Park started into a significant wind, but attacked and won an early penalty that was blown off course. Cinderford countered, won a penalty on the Park 22 and full back Trigg kicked them to a 3-0 lead.

The home side replied with a good attack up the right, Parsons prominent, and after weathering a succession of pick-and-drives, the visitors conceded the inevitable penalty for Laidlaw to equalise.

Park continued to attack, but suffered an early injury blow when flanker Harry Rowland had to depart the fray.

The try that eventually gave Park the lead was a superb passage of rugby. With full-back Ed Lewis-Pratt involved from the start, some superb running and inter-passing took Park to the opposition 22, where there was no obvious gap until Lewis-Pratt received the ball running forward, made a neat chip over a defender, caught the ball himself and in a single motion flicked a pass to Miles Mantella who went over by the posts. Laidlaw’s conversion put them ahead by 10-3 after 25 minutes.

But rather than immediately consolidate their advantage Park made a complete horlicks of the restart, knocking-on from the kick-off and immediately conceding a penalty for offside which allowed Trigg to kick his side back to 10-6.

Despite playing into the stiff breeze, Park continued to dominate and a great move between Will Robinson and Lewis-Pratt looked really dangerous until penalised for not releasing. But when Park were themselves penalised out wide Trigg was able to float his penalty on the wind and in off the far post to close the lead to a single point. Almost on the stroke of half time the full back had a slightly easier chance, but this time sliced it allowing Park to reach the interval with a 10-9 lead.

After enjoying significantly more attacking possession, and with the breeze no longer favouring the opposition, there was a general expectation that Park would ease away in the second period, but it proved not to be that easy.

Cinderford came out firing on all cylinders and an early attack saw handling errors behind their own line force Park to concede a five-metre scrum, after which they got caught offside to allow Trigg to kick his side to a 12-10 lead.

That was short-lived when the visitors conceded a penalty just inside their own half, but out wide. Laidlaw made it look easy to snatch back the lead, and soon nailed another to stretch it to 16-12.

The home side returned to the attack and another gallop by Parsons found his side camped again inside the 22 but somehow Cinderford cleared their lines. Back came Park, this time with a strong run by Lewis-Pratt, leading to some neat play to within a whiff of the posts but they were penalised for offside before the move could develop further.

It was a major blow when Lewis-Pratt was clobbered taking a superb high defensive catch and could take no further part in the match.

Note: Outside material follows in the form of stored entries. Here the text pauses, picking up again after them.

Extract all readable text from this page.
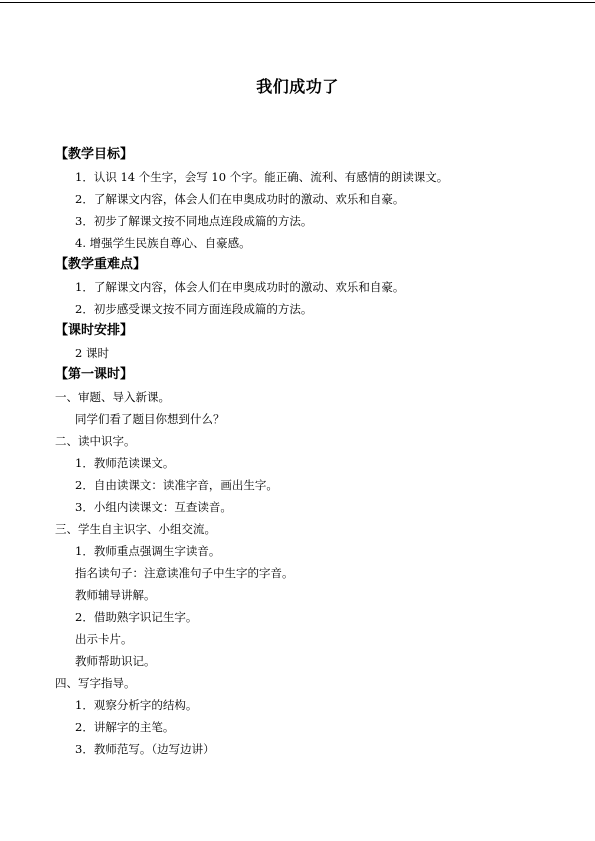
我们成功了
【教学目标】
1．认识 14 个生字，会写 10 个字。能正确、流利、有感情的朗读课文。
2．了解课文内容，体会人们在申奥成功时的激动、欢乐和自豪。
3．初步了解课文按不同地点连段成篇的方法。
4. 增强学生民族自尊心、自豪感。
【教学重难点】
1．了解课文内容，体会人们在申奥成功时的激动、欢乐和自豪。
2．初步感受课文按不同方面连段成篇的方法。
【课时安排】
2 课时
【第一课时】
一、审题、导入新课。
同学们看了题目你想到什么？
二、读中识字。
1．教师范读课文。
2．自由读课文：读准字音，画出生字。
3．小组内读课文：互查读音。
三、学生自主识字、小组交流。
1．教师重点强调生字读音。
指名读句子：注意读准句子中生字的字音。
教师辅导讲解。
2．借助熟字识记生字。
出示卡片。
教师帮助识记。
四、写字指导。
1．观察分析字的结构。
2．讲解字的主笔。
3．教师范写。（边写边讲）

But Park looked in no real danger until, with eight minutes to go, they were penalised for delaying a throw-in at the lineout and were sufficiently indisciplined to then be marched back a further 10 metres.

Cinderford launched an all-out attack with centre Scourfield nearly making the line before replacement Allen forced his way over. Trigg sliced a routine conversion but at 16-17 Park had not much time to save a match that should comfortably have already been theirs.

Park immediately attacked out wide on the right, won a penalty, and Laidlaw had to kick a chance which would have been difficult enough without the pressure of the final result apparently hanging on it.

There is no better man than the experienced fly half in this situation and he nailed it right through the middle.

Park returned to the attack as the clock ran down, Dom Shabbo had a good run at the defence, who eventually conceded a penalty under pressure for Laidlaw to make it 22-17 with the last kick of the match.

Park deserved their win overall, but they did seem to make it more difficult for themselves than it really should have been, which should not detract at all from an obdurate and committed performance from Cinderford, who belied their lowly league position to make the home side work hard for their win.

Park: Lewis-Pratt (Rudd); Parsons, Shabbo, Robinson, Mantella; Laidlaw; Barr (Baxter); Ovens, Richmond (Morris), Ward; Lloyd-Jones, Anderson; Rowland (Campbell), Barrett, Trayfoot.

Sub (did not play): Huggett.

Park scorers: Mantella (T), Laidlaw (5P, C).